3. Fraudulent Processes for Termination of Sick Workers
Luis Edgar Alvarado Vásquez, Labor Inspector of Cundinamarca, was found guilty by the Ministry of Labor for violating due process by using falsified documents to authorize the termination of labor contracts. While the inspector was sanctioned, the workers whose firing he approved were not reintegrated into the company.
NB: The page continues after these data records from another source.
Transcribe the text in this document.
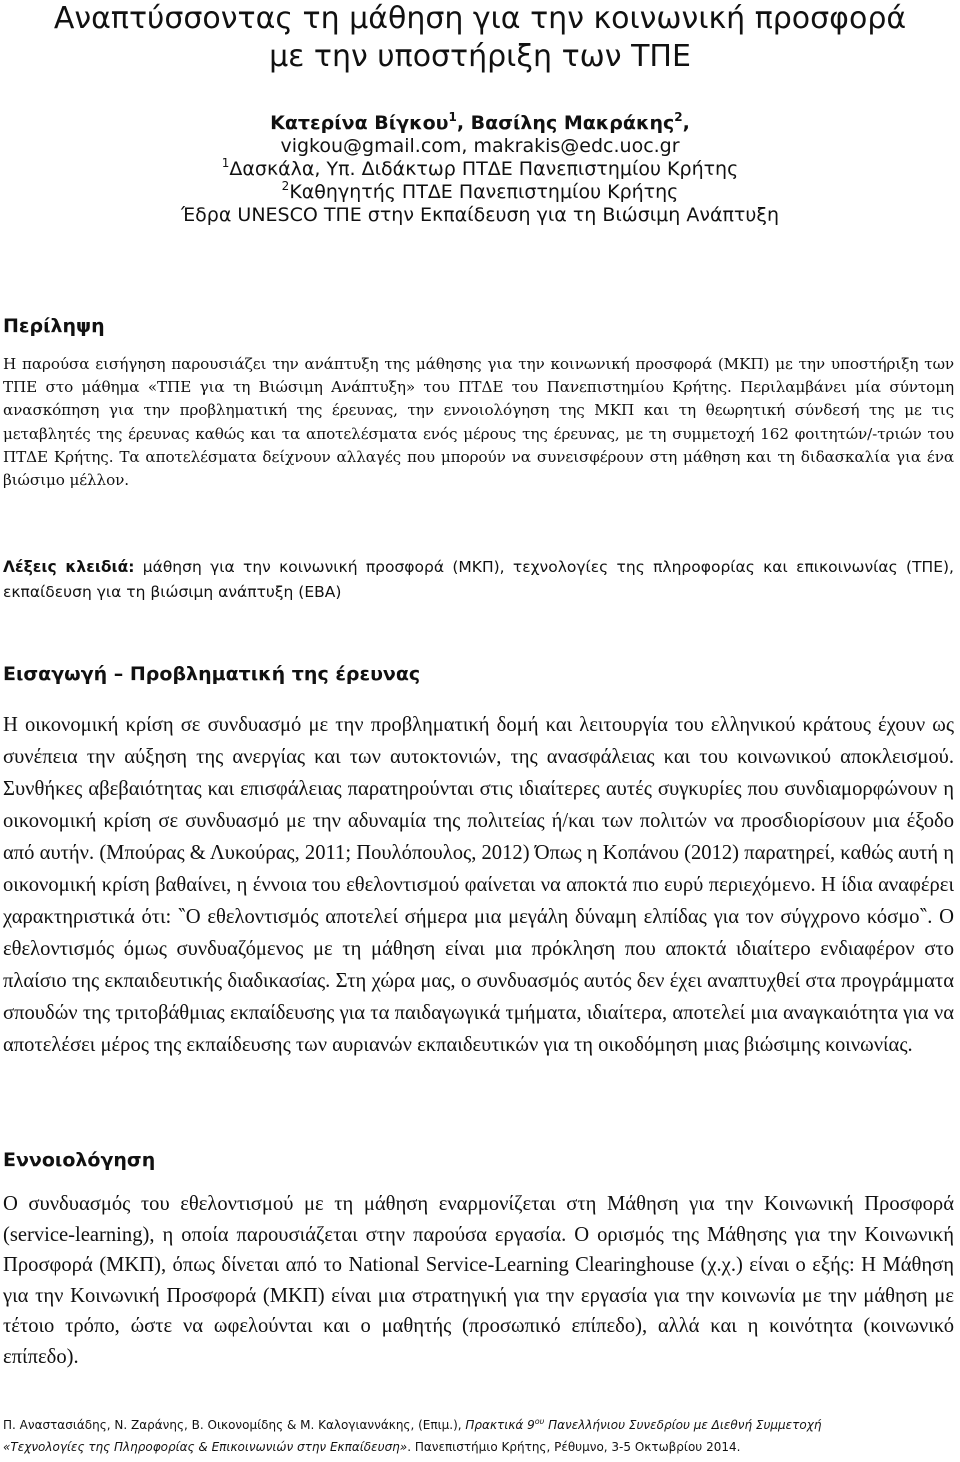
Αναπτύσσοντας τη μάθηση για την κοινωνική προσφορά
με την υποστήριξη των ΤΠΕ
Κατερίνα Βίγκου$^1$, Βασίλης Μακράκης$^2$,
vigkou@gmail.com, makrakis@edc.uoc.gr
$^1$Δασκάλα, Υπ. Διδάκτωρ ΠΤΔΕ Πανεπιστημίου Κρήτης
$^2$Καθηγητής ΠΤΔΕ Πανεπιστημίου Κρήτης
Έδρα UNESCO ΤΠΕ στην Εκπαίδευση για τη Βιώσιμη Ανάπτυξη
Περίληψη

Η παρούσα εισήγηση παρουσιάζει την ανάπτυξη της μάθησης για την κοινωνική προσφορά (ΜΚΠ) με την υποστήριξη των ΤΠΕ στο μάθημα «ΤΠΕ για τη Βιώσιμη Ανάπτυξη» του ΠΤΔΕ του Πανεπιστημίου Κρήτης. Περιλαμβάνει μία σύντομη ανασκόπηση για την προβληματική της έρευνας, την εννοιολόγηση της ΜΚΠ και τη θεωρητική σύνδεσή της με τις μεταβλητές της έρευνας καθώς και τα αποτελέσματα ενός μέρους της έρευνας, με τη συμμετοχή 162 φοιτητών/-τριών του ΠΤΔΕ Κρήτης. Τα αποτελέσματα δείχνουν αλλαγές που μπορούν να συνεισφέρουν στη μάθηση και τη διδασκαλία για ένα βιώσιμο μέλλον.

Λέξεις κλειδιά: μάθηση για την κοινωνική προσφορά (ΜΚΠ), τεχνολογίες της πληροφορίας και επικοινωνίας (ΤΠΕ), εκπαίδευση για τη βιώσιμη ανάπτυξη (ΕΒΑ)

Εισαγωγή – Προβληματική της έρευνας

Η οικονομική κρίση σε συνδυασμό με την προβληματική δομή και λειτουργία του ελληνικού κράτους έχουν ως συνέπεια την αύξηση της ανεργίας και των αυτοκτονιών, της ανασφάλειας και του κοινωνικού αποκλεισμού. Συνθήκες αβεβαιότητας και επισφάλειας παρατηρούνται στις ιδιαίτερες αυτές συγκυρίες που συνδιαμορφώνουν η οικονομική κρίση σε συνδυασμό με την αδυναμία της πολιτείας ή/και των πολιτών να προσδιορίσουν μια έξοδο από αυτήν. (Μπούρας & Λυκούρας, 2011; Πουλόπουλος, 2012) Όπως η Κοπάνου (2012) παρατηρεί, καθώς αυτή η οικονομική κρίση βαθαίνει, η έννοια του εθελοντισμού φαίνεται να αποκτά πιο ευρύ περιεχόμενο. Η ίδια αναφέρει χαρακτηριστικά ότι: ‶Ο εθελοντισμός αποτελεί σήμερα μια μεγάλη δύναμη ελπίδας για τον σύγχρονο κόσμο‶. Ο εθελοντισμός όμως συνδυαζόμενος με τη μάθηση είναι μια πρόκληση που αποκτά ιδιαίτερο ενδιαφέρον στο πλαίσιο της εκπαιδευτικής διαδικασίας. Στη χώρα μας, ο συνδυασμός αυτός δεν έχει αναπτυχθεί στα προγράμματα σπουδών της τριτοβάθμιας εκπαίδευσης για τα παιδαγωγικά τμήματα, ιδιαίτερα, αποτελεί μια αναγκαιότητα για να αποτελέσει μέρος της εκπαίδευσης των αυριανών εκπαιδευτικών για τη οικοδόμηση μιας βιώσιμης κοινωνίας.

Εννοιολόγηση

Ο συνδυασμός του εθελοντισμού με τη μάθηση εναρμονίζεται στη Μάθηση για την Κοινωνική Προσφορά (service-learning), η οποία παρουσιάζεται στην παρούσα εργασία. Ο ορισμός της Μάθησης για την Κοινωνική Προσφορά (ΜΚΠ), όπως δίνεται από το National Service-Learning Clearinghouse (χ.χ.) είναι ο εξής: Η Μάθηση για την Κοινωνική Προσφορά (ΜΚΠ) είναι μια στρατηγική για την εργασία για την κοινωνία με την μάθηση με τέτοιο τρόπο, ώστε να ωφελούνται και ο μαθητής (προσωπικό επίπεδο), αλλά και η κοινότητα (κοινωνικό επίπεδο).

Π. Αναστασιάδης, Ν. Ζαράνης, Β. Οικονομίδης & Μ. Καλογιαννάκης, (Επιμ.), Πρακτικά $9^{o\upsilon}$ Πανελλήνιου Συνεδρίου με Διεθνή Συμμετοχή
«Τεχνολογίες της Πληροφορίας & Επικοινωνιών στην Εκπαίδευση». Πανεπιστήμιο Κρήτης, Ρέθυμνο, 3-5 Οκτωβρίου 2014.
Given the necessity of high-ranking administrators to authorize termination of employment, there has yet to be a transparent investigation to rule out the collusion of GM Colmotores management.
 
4. GM Colmotores Refuses to Approach ASOTRECOL Claimants in Transparent Dialogue
On August 6, 2012, GM Colmotores unilaterally left the mediation table attended by the International Labor Organization, the Office of Inspector General, the Ministry of Labor, and ASOTRECOL claimants without coming to an agreement, contradicting GM Colmotores’ statement that “the company has attended to every individual case brought forth by the demonstrators, participating proactively and transparently in various dialogues with the ex-workers and authorities.” When the Office of Inspector General confirmed the integrity of the claimants’ charges in the presence of the ILO, GM Colmotores, unable to refute the charges, withdrew from mediation table.
 
This case highlights the noncompliance of GM Colmotores with national law and labor provisions of the United States-Colombia Free Trade Agreement, undermining an effective commitment of the United States in implementing the Labor Action Plan. The U.S. and Colombian governments must promote dialogue between GM Colmotores and ASOTRECOL to ensure that the indifference surrounding this case does not send a message to other employers in Colombia that the violation of fundamental labor rights will be tolerated under the Free Trade Agreement.